ICV / DIEESE- Índice do Custo de Vida- Elaborado pelo DIEESE - Departamento Intersindical de Estatística e Estudos Sócio-Econômicos, mede a variação do custo de vida das famílias com renda de 1 a 30 salários mínimos do município de São Paulo. O índice é calculado em três estratos distintos: 1 - Famílias com menor renda, 1 a 3 salários mínimos;2 - Famílias com renda intermediária, 1 a 5 salários mínimos (1/3) ; 3 - Famílias de maior poder aquisitivo, 1 a 30 salários mínimos (1/3) ; O Índice Geral abrange todas as famílias e o cálculo começou a ser efetuado pelo DIEESE em Janeiro de 1959.

IGP-DI-Índice Geral de Preços – Disponibilidade Interna- Índice que registra alterações de preços desde matérias-primas agrícolas e industriais até bens e serviços finais (consumidos pelas famílias) do dia 1º ao dia 30 do mês de referência. É calculado pela Fundação Getulio Vargas (FGV), o IGP-DI é o indexador das dívidas dos estados com a União. Também faz parte de uma cesta de índices usados para correção das tarifas de telefonia. O IGP-DI é composto por três outros indicadores: Índice de Preços por Atacado (IPA), Índice de Preços ao Consumidor (IPC) e Índice Nacional do Custo da Construção (INCC), com pesos de 60%, 30% e 10%, respectivamente. IGP-M- Índice Geral de Preços – Mercado- Calculado pela Fundação Getulio Vargas (FGV), o indicador possui a mesma metodologia do IGP-DI. A diferença se situa no período de cálculo: o IGP-M é pesquisado entre os dias 21 do mês anterior e o dia 20 do mês de referência. O IGP-M é o indicador usado para a correção da maioria dos contratos de aluguel, tarifas de serviços públicos (como energia elétrica), TV por assinatura, outros preços administrados e contratos do mercado financeiro.

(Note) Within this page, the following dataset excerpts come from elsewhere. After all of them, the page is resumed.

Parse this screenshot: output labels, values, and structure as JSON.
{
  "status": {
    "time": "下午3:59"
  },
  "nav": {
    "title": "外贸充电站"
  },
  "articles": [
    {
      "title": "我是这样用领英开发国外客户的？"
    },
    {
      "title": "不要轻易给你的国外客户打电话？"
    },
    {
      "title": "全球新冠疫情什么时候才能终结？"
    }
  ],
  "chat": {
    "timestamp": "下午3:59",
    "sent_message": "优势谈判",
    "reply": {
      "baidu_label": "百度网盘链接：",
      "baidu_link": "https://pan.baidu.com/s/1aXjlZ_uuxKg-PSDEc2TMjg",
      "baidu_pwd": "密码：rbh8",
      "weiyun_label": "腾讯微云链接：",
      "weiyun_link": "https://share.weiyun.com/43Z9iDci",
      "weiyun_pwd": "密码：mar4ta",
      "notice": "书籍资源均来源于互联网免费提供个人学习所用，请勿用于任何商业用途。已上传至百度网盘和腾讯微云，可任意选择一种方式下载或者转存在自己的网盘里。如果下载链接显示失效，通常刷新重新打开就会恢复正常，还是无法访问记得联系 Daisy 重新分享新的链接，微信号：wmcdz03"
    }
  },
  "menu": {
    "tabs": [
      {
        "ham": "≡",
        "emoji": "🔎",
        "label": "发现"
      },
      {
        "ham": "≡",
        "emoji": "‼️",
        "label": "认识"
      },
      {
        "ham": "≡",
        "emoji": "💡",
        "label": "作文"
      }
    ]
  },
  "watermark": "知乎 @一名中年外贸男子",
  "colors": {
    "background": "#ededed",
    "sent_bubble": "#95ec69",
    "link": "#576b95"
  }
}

IPC-S- Índice de Preços ao Consumidor – Semanal- Calculado toda semana pela FGV, o IPC-S tem os preços levantados nas sete principais capitais do país (Belo Horizonte, Brasília, Porto Alegre, Rio de Janeiro, Salvador e São Paulo), para famílias com renda mensal até 33 salários mínimos. No cálculo do índice, cada capital tem peso proporcional à sua população. Compõem o IPC-S 460 produtos, em sete categorias: alimentação, habitação, vestuário, saúde, educação, transporte e despesas diversas. È calculado com base nos preços coletados nos 30 dias até os dias 7, 15, 23 e 30 de cada mês, comparados aos coletados no mesmo período do mês anterior. IPC-Fipe- Índice de Preços ao Consumidor do Município de São Paulo-Um dos mais antigos indicadores de inflação do país sendo calculado desde janeiro de 1939 é elaborado pela Fundação Instituto de Pesquisas Econômicas (Fipe). O IPC-Fipe indica semanalmente a evolução do custo de vida das famílias paulistanas com renda entre um e 20 salários mínimos. O sistema de cálculo abrange um período total de oito semanas, a partir da divisão dos preços médios das quatro semanas de referência pelos preços médios das quatro semanas anteriores (base).

IPV-Índice de Preços no Varejo- É feito mensalmente pela Federação do Comércio de São Paulo (Fecomercio) com dados coletados junto a cerca de 2.000 estabelecimentos comerciais no município de São Paulo, abrangendo 21 segmentos varejistas e 450 subitens pesquisados. A pesquisa conta com uma amostra mensal de cercad de 105 mil tomadas de preços. Seu objetivo é o de acompanhar as variações relativas de preços praticados no comércio varejista em seus vários ramos de atividade e permitir o acompanhamento da variação de preços ao longo do tempo em diferentes setores do varejo e a análise da evolução dos custos ao consumidor por tipo de consumo.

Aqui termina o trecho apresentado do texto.